Friday, December 17, 2021
The PA Supreme Court is hearing a challenge to the state's version of the Hyde Amendment (Allegheny Reproductive Services v. PA. Dept. of Human Services, appeal from 249 A.3d 598 (Pa. Commw. Ct. 2021)). Abortion providers are petitioning the court to reverse its 1985 Fischer decision (509 Pa. 293, 502 A.2d 114) that upheld the ban on state funding of abortions (except for rape, incest, or threats to the mother's life), on grounds similar to SCOTUS's upholding of the federal Hyde Amendment in Maher v. Roe and Harris v. McRae.
Democrats for Life of America has filled an amicus brief in support of the PA funding restriction. From the summary of argument:
DFLA files this brief to emphasize three interests that the ban on funding of elective abortion serves. These interests are important, and at the very least, are clearly valid and legitimate under rational-basis scrutiny.

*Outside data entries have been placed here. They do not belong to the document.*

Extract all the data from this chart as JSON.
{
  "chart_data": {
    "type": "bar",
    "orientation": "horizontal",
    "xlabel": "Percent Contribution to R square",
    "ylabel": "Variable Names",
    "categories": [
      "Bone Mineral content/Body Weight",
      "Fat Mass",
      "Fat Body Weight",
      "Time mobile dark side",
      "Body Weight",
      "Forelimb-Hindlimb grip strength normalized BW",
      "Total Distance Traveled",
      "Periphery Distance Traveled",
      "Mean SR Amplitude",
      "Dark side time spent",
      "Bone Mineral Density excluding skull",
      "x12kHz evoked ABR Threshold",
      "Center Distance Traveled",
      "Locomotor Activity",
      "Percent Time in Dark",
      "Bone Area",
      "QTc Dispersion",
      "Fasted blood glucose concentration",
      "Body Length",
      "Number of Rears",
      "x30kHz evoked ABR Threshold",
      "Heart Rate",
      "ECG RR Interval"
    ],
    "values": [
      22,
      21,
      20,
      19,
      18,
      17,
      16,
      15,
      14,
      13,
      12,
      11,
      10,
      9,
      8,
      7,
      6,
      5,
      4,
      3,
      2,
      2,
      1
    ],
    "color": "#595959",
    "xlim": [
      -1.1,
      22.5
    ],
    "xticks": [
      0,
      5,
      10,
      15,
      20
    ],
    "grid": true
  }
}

A. First, the funding ban serves the interest in protecting fetal life, which has been held to be “important” by this Court in Fischer IV and, as this Court noted, by the U.S. Supreme Court as well. Since Fischer IV, scientific advances, including ultrasound technology, have made it even clearer that the unborn child is a distinct human life during its development in the mother. These developments reinforce Fischer IV, both as a matter of stare decisis and because it is correct.
B. Second, the funding ban serves the important, and unquestionably valid, interest in respecting the conscience of many taxpayers who believe that abortion takes an innocent human life, and that the government revenue to which they contribute should not support that practice. Although the government is not required to accommodate taxpayers’ objections by declining funding, it has discretion to do so. From the nation’s founding, our governments have accommodated taxpayers’ conscience by denying funding to various practices that violate their deeply held beliefs. Abortion-funding restrictions stand within this tradition of respecting taxpayer conscience on deeply divisive issues; indeed, the tradition is especially strong in protecting people against being forced to facilitate abortions.

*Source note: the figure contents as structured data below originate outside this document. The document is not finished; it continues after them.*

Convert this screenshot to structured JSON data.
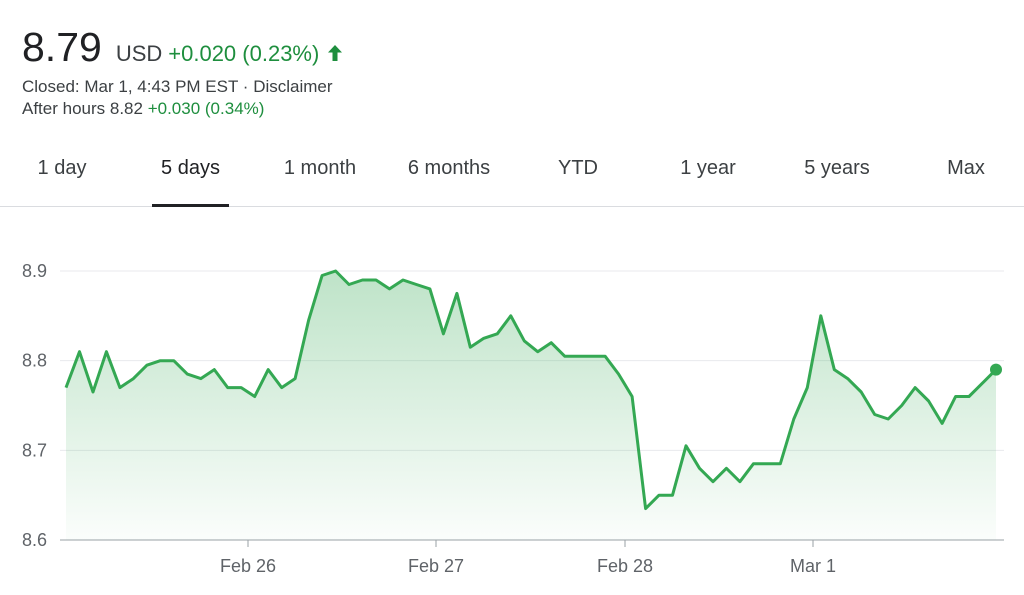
{
  "quote": {
    "price": "8.79",
    "currency": "USD",
    "change": "+0.020 (0.23%)",
    "closed_text": "Closed: Mar 1, 4:43 PM EST",
    "separator": "·",
    "disclaimer": "Disclaimer",
    "after_hours_label": "After hours 8.82",
    "after_hours_change": "+0.030 (0.34%)",
    "direction_icon": "arrow-up-icon"
  },
  "tabs": [
    "1 day",
    "5 days",
    "1 month",
    "6 months",
    "YTD",
    "1 year",
    "5 years",
    "Max"
  ],
  "active_tab": "5 days",
  "colors": {
    "positive": "#1e8e3e",
    "line": "#34a853",
    "text": "#202124"
  },
  "chart_data": {
    "type": "area",
    "title": "",
    "xlabel": "",
    "ylabel": "",
    "ylim": [
      8.6,
      8.9
    ],
    "yticks": [
      "8.6",
      "8.7",
      "8.8",
      "8.9"
    ],
    "xtick_labels": [
      "Feb 26",
      "Feb 27",
      "Feb 28",
      "Mar 1"
    ],
    "grid": true,
    "series": [
      {
        "values": [
          8.77,
          8.81,
          8.765,
          8.81,
          8.77,
          8.78,
          8.795,
          8.8,
          8.8,
          8.785,
          8.78,
          8.79,
          8.77,
          8.77,
          8.76,
          8.79,
          8.77,
          8.78,
          8.845,
          8.895,
          8.9,
          8.885,
          8.89,
          8.89,
          8.88,
          8.89,
          8.885,
          8.88,
          8.83,
          8.875,
          8.815,
          8.825,
          8.83,
          8.85,
          8.822,
          8.81,
          8.82,
          8.805,
          8.805,
          8.805,
          8.805,
          8.785,
          8.76,
          8.635,
          8.65,
          8.65,
          8.705,
          8.68,
          8.665,
          8.68,
          8.665,
          8.685,
          8.685,
          8.685,
          8.735,
          8.77,
          8.85,
          8.79,
          8.78,
          8.765,
          8.74,
          8.735,
          8.75,
          8.77,
          8.755,
          8.73,
          8.76,
          8.76,
          8.775,
          8.79
        ]
      }
    ]
  }
}
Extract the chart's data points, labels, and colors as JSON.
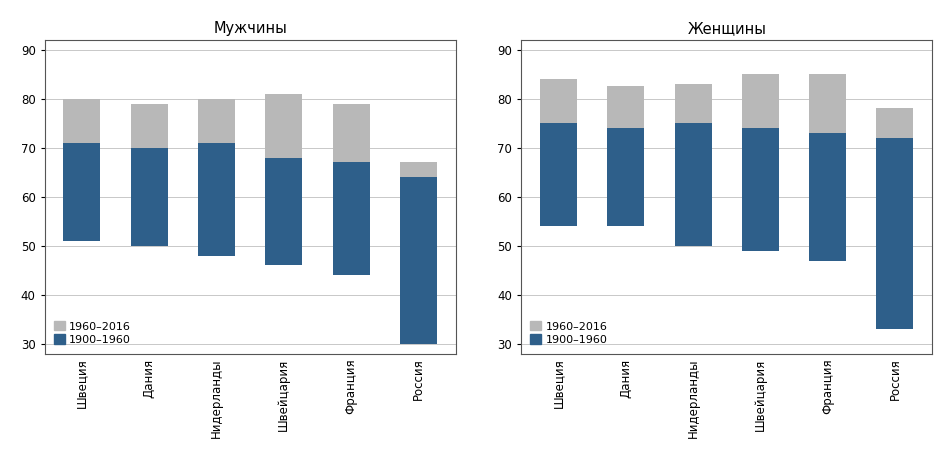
{
  "categories": [
    "Швеция",
    "Дания",
    "Нидерланды",
    "Швейцария",
    "Франция",
    "Россия"
  ],
  "men": {
    "title": "Мужчины",
    "base": [
      51,
      50,
      48,
      46,
      44,
      30
    ],
    "blue_top": [
      71,
      70,
      71,
      68,
      67,
      64
    ],
    "total_top": [
      80,
      79,
      80,
      81,
      79,
      67
    ]
  },
  "women": {
    "title": "Женщины",
    "base": [
      54,
      54,
      50,
      49,
      47,
      33
    ],
    "blue_top": [
      75,
      74,
      75,
      74,
      73,
      72
    ],
    "total_top": [
      84,
      82.5,
      83,
      85,
      85,
      78
    ]
  },
  "blue_color": "#2e5f8a",
  "gray_color": "#b8b8b8",
  "ylim": [
    28,
    92
  ],
  "yticks": [
    30,
    40,
    50,
    60,
    70,
    80,
    90
  ],
  "legend_labels": [
    "1960–2016",
    "1900–1960"
  ],
  "bar_width": 0.55
}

C. Finally, because abortion-funding restrictions avoid forcing taxpayers to facilitate abortion when they deeply oppose it, such restrictions make it possible to secure broad support for health and welfare-related funding in general. The government has a strong interest in maintaining the flexibility that helps build such consensus for social-welfare assistance programs. Since 1980, Pennsylvania’s ban on funding elective abortions has bolstered support for the Medical Assistance Program. Similarly, since 1976 the federal Hyde Amendment has bolstered support for federal health and welfare spending. And adoption of abortion-funding restrictions in the Affordable Care Act—restrictions with bipartisan support—were crucial to the passage of that major healthcare-reform legislation.
In section C, the brief details the crucial role that abortion-funding restrictions, and the pro-life Democrats who pushed and hard for them, played in the passage of the Affordable Care Act. (Citing former Rep. Bart Stupak's account of the events, For All Americans.) Since the ACA's passage, of course, pro-life Democrats have been decimated in Congress and state offices across the country by the combined efforts of Republicans, major pro-life groups, and anti-abortion rights groups. It's a feature of, and a contributor to, our accelerated polarization. But the arguments in section C--that a consensus in support of strong social-welfare benefits can much more easily form if taxpayers do not thereby have to fund elective abortions--are still important in a number of purplish states, like Pennsylvania.